HIQA report finds non-compliance at Tusla service in Dublin North City

Padraig Conlon 16 Dec 2021

Children at significant risk of harm are not receiving care which ‘meets the requirements of quality standards’ in the north city.

This is according to an inspection report on child protection and welfare services operated by the Child and Family Agency (Tusla) in the Dublin North City service area.

The inspection aimed to assess compliance with the national standards relating to the management of children who are at and who are placed on Tusla’s Child Protection Notification System (CPNS).

The Health Information and Quality Authority (the Authority) monitors services used by some of the most vulnerable children in the state.

Dublin North City is one of Tusla’s 17 areas for the provision of local services.

The area incorporates Dublin’s North Inner City, Cabra, Finglas, Ballymun, Whitehall, Fairview and Clontarf.

According to HIQA, there is a high level of need in the area, as demonstrated by the highest rate of referral under Children First; highest rate of children on the CPNS and highest rate of children in Care across all 17 areas.

According to the report, at the time of the inspection, there were 12.5 whole time equivalent vacancies of key frontline social work/care vacancies across the child protection and welfare service.

Five of these vacancies were being temporarily filled by agency staff.

“Overall, the service needed to improve and strengthen governance arrangements in order to provide a consistent and compliant service to children listed on the Child Protection Notification System (CPNS),” the recently published report states.

“Governance arrangements were established but their effectiveness varied.

“Risks to the service persisted over time and this hindered the provision of a responsive and consistent service to all children deemed to be at ongoing risk of significant harm.

“This inspection found non-compliances in the service’s ability to perform its functions in line with relevant legislation, national policies and standards.

“The lack of responsive pathways for children on the CPNS who required alternative care posed major risk to the quality and safety of the service.”

During this inspection, the area manager and senior managers identified that there were “a variety of challenges” impacting upon the delivery of child protection and welfare services to children listed on the CPNS.

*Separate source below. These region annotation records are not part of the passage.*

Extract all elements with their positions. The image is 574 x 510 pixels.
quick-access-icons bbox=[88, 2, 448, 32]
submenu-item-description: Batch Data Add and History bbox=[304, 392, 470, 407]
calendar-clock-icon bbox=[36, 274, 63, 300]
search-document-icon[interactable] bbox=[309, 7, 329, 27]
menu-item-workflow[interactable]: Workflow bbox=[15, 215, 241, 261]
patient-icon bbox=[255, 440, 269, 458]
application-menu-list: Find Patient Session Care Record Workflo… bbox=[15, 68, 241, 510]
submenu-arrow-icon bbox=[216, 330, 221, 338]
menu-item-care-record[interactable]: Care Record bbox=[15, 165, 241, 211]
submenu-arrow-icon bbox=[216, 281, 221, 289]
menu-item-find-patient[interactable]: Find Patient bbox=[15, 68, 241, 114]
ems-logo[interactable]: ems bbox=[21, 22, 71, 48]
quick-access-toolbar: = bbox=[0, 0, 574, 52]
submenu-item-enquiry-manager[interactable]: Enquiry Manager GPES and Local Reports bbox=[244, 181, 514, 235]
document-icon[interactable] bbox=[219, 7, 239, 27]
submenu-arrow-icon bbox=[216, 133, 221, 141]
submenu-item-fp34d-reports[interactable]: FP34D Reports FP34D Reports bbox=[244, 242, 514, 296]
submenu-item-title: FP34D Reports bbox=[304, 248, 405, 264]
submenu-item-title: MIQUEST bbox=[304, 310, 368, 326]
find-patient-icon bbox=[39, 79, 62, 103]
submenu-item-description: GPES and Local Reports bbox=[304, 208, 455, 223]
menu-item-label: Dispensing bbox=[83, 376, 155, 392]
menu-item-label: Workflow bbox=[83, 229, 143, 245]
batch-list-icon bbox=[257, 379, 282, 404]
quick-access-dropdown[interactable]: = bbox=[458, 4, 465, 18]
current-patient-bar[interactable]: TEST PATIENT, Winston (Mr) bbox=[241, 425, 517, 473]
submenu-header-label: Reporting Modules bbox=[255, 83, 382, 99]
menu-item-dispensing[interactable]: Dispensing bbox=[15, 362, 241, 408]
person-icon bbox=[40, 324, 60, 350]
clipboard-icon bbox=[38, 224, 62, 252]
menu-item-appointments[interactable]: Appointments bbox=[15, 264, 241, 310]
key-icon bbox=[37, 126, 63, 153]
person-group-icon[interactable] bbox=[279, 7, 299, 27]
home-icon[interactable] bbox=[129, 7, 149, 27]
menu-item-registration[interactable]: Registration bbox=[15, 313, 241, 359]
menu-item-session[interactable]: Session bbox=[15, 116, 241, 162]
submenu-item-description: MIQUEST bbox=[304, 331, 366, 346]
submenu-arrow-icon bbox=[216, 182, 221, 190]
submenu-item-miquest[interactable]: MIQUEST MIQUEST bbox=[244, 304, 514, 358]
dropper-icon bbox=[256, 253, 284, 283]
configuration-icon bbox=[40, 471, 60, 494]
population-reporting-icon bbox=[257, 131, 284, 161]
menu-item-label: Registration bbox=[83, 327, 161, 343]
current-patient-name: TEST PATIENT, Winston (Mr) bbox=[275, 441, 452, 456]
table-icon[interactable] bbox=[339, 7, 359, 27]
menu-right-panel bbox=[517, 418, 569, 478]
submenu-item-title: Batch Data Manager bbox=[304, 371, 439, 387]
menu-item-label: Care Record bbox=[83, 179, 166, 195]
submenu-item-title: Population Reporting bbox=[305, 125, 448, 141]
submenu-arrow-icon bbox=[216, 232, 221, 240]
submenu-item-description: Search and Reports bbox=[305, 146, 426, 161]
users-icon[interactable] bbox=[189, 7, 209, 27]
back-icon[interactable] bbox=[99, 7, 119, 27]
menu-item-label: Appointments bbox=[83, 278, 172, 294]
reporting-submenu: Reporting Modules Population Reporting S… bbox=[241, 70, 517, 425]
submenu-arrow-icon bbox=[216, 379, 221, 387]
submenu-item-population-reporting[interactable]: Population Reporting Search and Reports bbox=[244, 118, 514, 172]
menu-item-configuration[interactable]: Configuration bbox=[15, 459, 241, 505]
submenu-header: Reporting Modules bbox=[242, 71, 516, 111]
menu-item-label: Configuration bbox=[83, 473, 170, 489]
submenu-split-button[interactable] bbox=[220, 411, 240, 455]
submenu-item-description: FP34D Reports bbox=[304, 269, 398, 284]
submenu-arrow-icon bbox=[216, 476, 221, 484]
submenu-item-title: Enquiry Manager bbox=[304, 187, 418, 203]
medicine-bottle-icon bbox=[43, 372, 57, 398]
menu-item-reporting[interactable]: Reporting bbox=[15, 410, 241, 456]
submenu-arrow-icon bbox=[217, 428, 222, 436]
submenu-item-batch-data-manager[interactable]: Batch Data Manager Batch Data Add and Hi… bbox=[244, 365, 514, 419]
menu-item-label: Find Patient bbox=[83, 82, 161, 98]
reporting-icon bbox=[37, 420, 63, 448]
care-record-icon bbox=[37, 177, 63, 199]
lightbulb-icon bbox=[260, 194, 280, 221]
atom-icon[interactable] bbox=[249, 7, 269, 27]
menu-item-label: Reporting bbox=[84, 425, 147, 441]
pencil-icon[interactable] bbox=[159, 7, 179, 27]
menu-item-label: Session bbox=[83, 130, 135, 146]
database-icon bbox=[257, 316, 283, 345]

They told inspectors that the challenges and risks to the service included “unmanageable case loads, high turnover of staff, violence and aggression towards staff by service users, increased demands for a service from the community, increase in the number children requiring care in the area, limited access to suitable placements for children requiring alternative care and challenges securing legal orders for children.”

Inspectors also found that admission to care, in circumstances when all alternative means of protecting children had been exhausted, was delayed for four children listed on the CPNS.

While one child had been placed in care at the time of this inspection, for three children, who were identified as requiring care placements in February 2021, Tusla had not initiated care proceedings

to protect these children in line with legislative requirements.

“Inspectors were informed that this decision was taken due to the lack of suitable care placements available to the agency,” the report says.

Following the inspection, HIQA said that inspectors “escalated this case for immediate assurances from the area manager in relation to safety of these children.”

HIQA received an appropriate response that indicated the children were in a place of safety.

This non-compliance was also escalated by HIQA to national senior management of Tusla, following this inspection, and a response was received from Tusla which “outlined actions to be taken to address the ongoing risks regarding the lack of suitable care placements for children.”

HIQA said the quality of the creation, implementation and monitoring of effective safety plans for children experiencing ongoing risk of significant harm was “too variable.”

The service was “not consistently in compliance with the national standards for the

protection and welfare of children.”

Following the inspection, HIQA say that Tusla “provided satisfactory assurances that outlined actions to be taken to address the ongoing risks regarding the lack of suitable care placements for children.”

Northside People contacted Tusla for a comment regarding the inspection report for Dublin North City service area but had not received a response at the time of going to press.